The stock market, which had continued its rising rally since the new government took office, faced an unexpected challenge with the 'Middle East risk.' Tensions rose in the Middle East as Israel launched a surprise attack on Iran's nuclear-related military facilities, and the domestic stock market underwent corrections.
In addition to the unexpected geopolitical risk, signs of the resumption of the tariff war by the United States could also dampen investor sentiment. It remains to be seen how the U.S. administration will negotiate the reciprocal tariffs that have been deferred until early July with its trade partners.
Investor attention is concentrated on whether the domestic stock market can maintain its upward trend despite the anticipated adverse factors. The stock market declined on the 13th due to geopolitical risks, but the extent of the correction was not significant. In particular, foreign investors continued to net purchase domestic stocks on that day. It is interpreted that the new government is committed to policies for revitalizing the stock market, and with the formation of the supplementary budget, there is potential for revitalizing the sluggish economy.
In the last week (June 9-13), the KOSPI index exceeded the 2,920 mark, marking its highest level in over three years. From the 2nd to the 12th, during the first seven trading days of the new government, the index rose consecutively. The increase in the index was led by foreign and institutional investors. In June, foreign net purchases in the securities market were close to 4.5 trillion won. The influx of foreign capital into the KOSDAQ market brought the KOSDAQ index close to the 790 mark.
However, on the 13th, the Israeli Air Force launched operation 'Rising Lion' and targeted dozens of military and nuclear sites in Iran, causing the domestic stock market to turn downward. It is reported that many Iranian military officials and nuclear scientists have died in this strike. Asian stock markets fell sharply, and the U.S. stock market also showed a downward trend.
The airstrikes heightened tensions in the Middle East and pushed up international oil prices. Israeli Prime Minister Benjamin Netanyahu noted, "This operation will continue for several days until the Iranian threat is eliminated," declaring a special state of emergency across Israel. International oil prices surged by around 10%.
It is still uncertain how this airstrike will impact the global economy, but the adjustment in our stock market was relatively minor. It seems that not just individual investors but foreign investors are also anticipating the effects of the government's stock market support policies.
The Democratic Party of Korea announced on the 13th that it will establish the 'KOSPI 5000 Special Committee' as a permanent special committee. Following President Lee Jae-myung's first external schedule after taking office, where he promised to revitalize the stock market at the Korea Exchange, the party intends to support legislation in this regard. The special committee is expected to continue discussions related to the amendments to the Commercial Act that President Lee has been pursuing since his time as party leader.
Since the government stated that it would resolve the chronic 'discount' of our stock market, holding companies and financial sectors have shown strength.
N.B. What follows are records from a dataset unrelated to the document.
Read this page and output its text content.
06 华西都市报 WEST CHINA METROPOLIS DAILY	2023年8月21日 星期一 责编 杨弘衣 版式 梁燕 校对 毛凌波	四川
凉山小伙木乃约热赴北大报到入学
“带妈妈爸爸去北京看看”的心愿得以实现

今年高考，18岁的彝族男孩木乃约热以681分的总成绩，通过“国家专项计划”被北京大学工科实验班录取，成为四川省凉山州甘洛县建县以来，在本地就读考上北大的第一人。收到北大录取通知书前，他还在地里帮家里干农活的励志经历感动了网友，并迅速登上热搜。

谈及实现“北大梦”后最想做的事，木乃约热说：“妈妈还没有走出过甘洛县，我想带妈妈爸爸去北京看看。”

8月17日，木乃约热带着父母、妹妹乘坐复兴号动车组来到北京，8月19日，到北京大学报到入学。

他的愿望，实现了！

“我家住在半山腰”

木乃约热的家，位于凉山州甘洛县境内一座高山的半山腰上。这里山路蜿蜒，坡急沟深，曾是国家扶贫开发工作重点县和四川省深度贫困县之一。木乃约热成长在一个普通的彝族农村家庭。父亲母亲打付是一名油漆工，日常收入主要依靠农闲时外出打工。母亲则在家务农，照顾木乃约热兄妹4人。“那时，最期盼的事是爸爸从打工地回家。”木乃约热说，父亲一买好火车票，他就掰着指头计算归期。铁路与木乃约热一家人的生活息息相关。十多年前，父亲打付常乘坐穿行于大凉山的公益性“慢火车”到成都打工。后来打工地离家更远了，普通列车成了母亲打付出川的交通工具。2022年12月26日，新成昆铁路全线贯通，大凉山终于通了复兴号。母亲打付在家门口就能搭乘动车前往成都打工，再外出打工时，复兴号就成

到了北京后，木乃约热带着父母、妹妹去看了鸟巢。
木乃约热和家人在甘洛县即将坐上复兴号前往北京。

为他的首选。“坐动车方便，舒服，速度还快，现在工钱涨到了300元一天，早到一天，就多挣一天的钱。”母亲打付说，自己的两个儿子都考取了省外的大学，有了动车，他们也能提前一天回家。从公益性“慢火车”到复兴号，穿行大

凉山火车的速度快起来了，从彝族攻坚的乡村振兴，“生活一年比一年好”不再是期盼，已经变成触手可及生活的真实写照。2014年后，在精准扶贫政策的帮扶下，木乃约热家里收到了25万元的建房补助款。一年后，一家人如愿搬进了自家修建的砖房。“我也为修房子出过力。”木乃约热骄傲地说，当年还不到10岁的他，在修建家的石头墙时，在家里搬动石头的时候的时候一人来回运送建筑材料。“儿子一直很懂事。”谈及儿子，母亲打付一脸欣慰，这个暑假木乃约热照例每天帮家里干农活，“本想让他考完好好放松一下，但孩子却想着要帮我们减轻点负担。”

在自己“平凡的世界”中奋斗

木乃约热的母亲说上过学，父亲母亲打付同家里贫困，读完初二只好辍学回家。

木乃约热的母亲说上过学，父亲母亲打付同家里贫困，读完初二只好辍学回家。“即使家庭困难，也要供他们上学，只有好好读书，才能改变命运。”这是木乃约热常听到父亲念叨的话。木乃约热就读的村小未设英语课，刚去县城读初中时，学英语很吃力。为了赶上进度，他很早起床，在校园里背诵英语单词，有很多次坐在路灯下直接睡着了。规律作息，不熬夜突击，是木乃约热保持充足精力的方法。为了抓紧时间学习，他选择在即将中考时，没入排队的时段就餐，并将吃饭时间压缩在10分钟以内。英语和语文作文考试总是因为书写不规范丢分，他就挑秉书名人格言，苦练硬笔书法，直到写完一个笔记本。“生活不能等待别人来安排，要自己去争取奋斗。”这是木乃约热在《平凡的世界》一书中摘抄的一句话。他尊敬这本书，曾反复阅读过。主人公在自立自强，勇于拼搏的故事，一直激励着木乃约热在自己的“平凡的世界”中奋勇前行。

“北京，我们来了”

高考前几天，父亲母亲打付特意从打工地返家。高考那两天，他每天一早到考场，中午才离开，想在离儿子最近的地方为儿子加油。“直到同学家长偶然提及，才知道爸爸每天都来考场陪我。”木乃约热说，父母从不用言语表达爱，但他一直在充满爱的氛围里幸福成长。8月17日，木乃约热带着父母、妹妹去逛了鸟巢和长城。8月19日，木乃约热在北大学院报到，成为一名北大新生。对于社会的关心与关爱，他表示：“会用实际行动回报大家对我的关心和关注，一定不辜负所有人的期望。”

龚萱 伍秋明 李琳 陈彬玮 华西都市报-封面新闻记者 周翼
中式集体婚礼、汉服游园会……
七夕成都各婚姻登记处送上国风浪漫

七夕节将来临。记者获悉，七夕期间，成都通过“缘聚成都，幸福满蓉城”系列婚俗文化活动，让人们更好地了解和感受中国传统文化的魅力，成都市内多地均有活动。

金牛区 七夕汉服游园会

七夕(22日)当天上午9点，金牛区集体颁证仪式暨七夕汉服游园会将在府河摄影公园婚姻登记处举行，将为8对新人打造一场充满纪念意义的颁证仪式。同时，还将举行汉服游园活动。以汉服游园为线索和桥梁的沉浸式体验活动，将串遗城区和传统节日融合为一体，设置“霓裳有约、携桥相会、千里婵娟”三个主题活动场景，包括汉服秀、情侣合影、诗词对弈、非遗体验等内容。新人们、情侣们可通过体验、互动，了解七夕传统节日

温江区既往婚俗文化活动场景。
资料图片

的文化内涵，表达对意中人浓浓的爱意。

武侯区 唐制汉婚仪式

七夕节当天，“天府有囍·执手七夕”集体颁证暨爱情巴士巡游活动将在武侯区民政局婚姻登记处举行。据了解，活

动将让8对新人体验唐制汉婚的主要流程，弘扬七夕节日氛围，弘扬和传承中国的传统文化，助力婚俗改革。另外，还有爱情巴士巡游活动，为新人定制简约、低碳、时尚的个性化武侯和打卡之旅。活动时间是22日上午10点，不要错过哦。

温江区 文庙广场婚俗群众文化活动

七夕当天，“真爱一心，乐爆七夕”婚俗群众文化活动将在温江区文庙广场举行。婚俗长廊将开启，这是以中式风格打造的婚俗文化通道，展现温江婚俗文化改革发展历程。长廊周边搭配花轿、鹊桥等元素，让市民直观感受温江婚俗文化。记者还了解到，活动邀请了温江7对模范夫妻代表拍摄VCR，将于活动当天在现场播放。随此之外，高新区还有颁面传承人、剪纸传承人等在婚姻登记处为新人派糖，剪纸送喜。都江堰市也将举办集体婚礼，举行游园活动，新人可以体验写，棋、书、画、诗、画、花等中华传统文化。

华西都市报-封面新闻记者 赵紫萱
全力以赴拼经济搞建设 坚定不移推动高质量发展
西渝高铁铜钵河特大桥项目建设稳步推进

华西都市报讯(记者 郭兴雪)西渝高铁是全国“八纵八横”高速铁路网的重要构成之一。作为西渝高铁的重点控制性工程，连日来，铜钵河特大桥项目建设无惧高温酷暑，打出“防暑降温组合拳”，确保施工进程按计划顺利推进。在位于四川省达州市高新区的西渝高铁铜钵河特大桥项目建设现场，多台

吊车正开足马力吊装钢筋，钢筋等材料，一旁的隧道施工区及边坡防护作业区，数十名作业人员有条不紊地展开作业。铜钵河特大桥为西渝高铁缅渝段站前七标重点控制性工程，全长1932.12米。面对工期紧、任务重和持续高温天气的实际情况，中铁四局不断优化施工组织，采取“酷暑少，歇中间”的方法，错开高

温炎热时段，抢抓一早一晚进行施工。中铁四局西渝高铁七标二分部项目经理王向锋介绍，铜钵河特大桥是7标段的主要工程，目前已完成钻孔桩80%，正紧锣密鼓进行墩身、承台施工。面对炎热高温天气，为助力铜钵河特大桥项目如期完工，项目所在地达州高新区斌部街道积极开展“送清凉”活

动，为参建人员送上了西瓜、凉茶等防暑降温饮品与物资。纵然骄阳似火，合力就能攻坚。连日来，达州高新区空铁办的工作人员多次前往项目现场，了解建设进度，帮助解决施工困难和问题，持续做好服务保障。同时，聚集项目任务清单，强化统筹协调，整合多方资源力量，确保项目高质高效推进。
While these sectors are expected to benefit from government policies, if the stock prices become too high, taking temporary refuge in global policy stocks such as defense and nuclear power might be a good alternative.
Lee Woong-chan, a researcher at iM Securities, said, "If the additional rise in new government policy stocks becomes strained, global policy stocks such as shipbuilding, defense, and nuclear power will emerge again as alternatives, showing a cycle of rotation." He also noted, "I remain conservative regarding large export stocks," adding that if one wants to invest in large export stocks benefiting from foreign buying, it would be effective to invest in companies with potential for improvements in governance structures, such as Samsung C&T and Hyundai Mobis.
This week, attention should also be paid to the possibility of tariff risks being reinstated. The U.S. Department of Commerce announced that it would add major household appliances such as refrigerators and washing machines to the list of products subject to tariff imposition on steel derivative products. This is an extension of the tariffs related to steel based on the Trade Expansion Act, which differs from reciprocal tariffs that were ruled unconstitutional by the U.S. District Court.
Ryu Jin, an economist at KB Securities, noted, "The U.S. tariff policy has become a constant rather than a variable, and given that inflation concerns have somewhat eased following the inflation report in May, we should remain mindful that we have entered a phase of renewed uncertainty in the short term."
The Federal Reserve’s Federal Open Market Committee (FOMC) meeting will be held on the 17th and 18th of this week. Experts anticipate that interest rates will remain unchanged, but they advise market participants to closely analyze the stance on monetary policy that the Federal Reserve will announce in light of the possibility of a rate cut in September.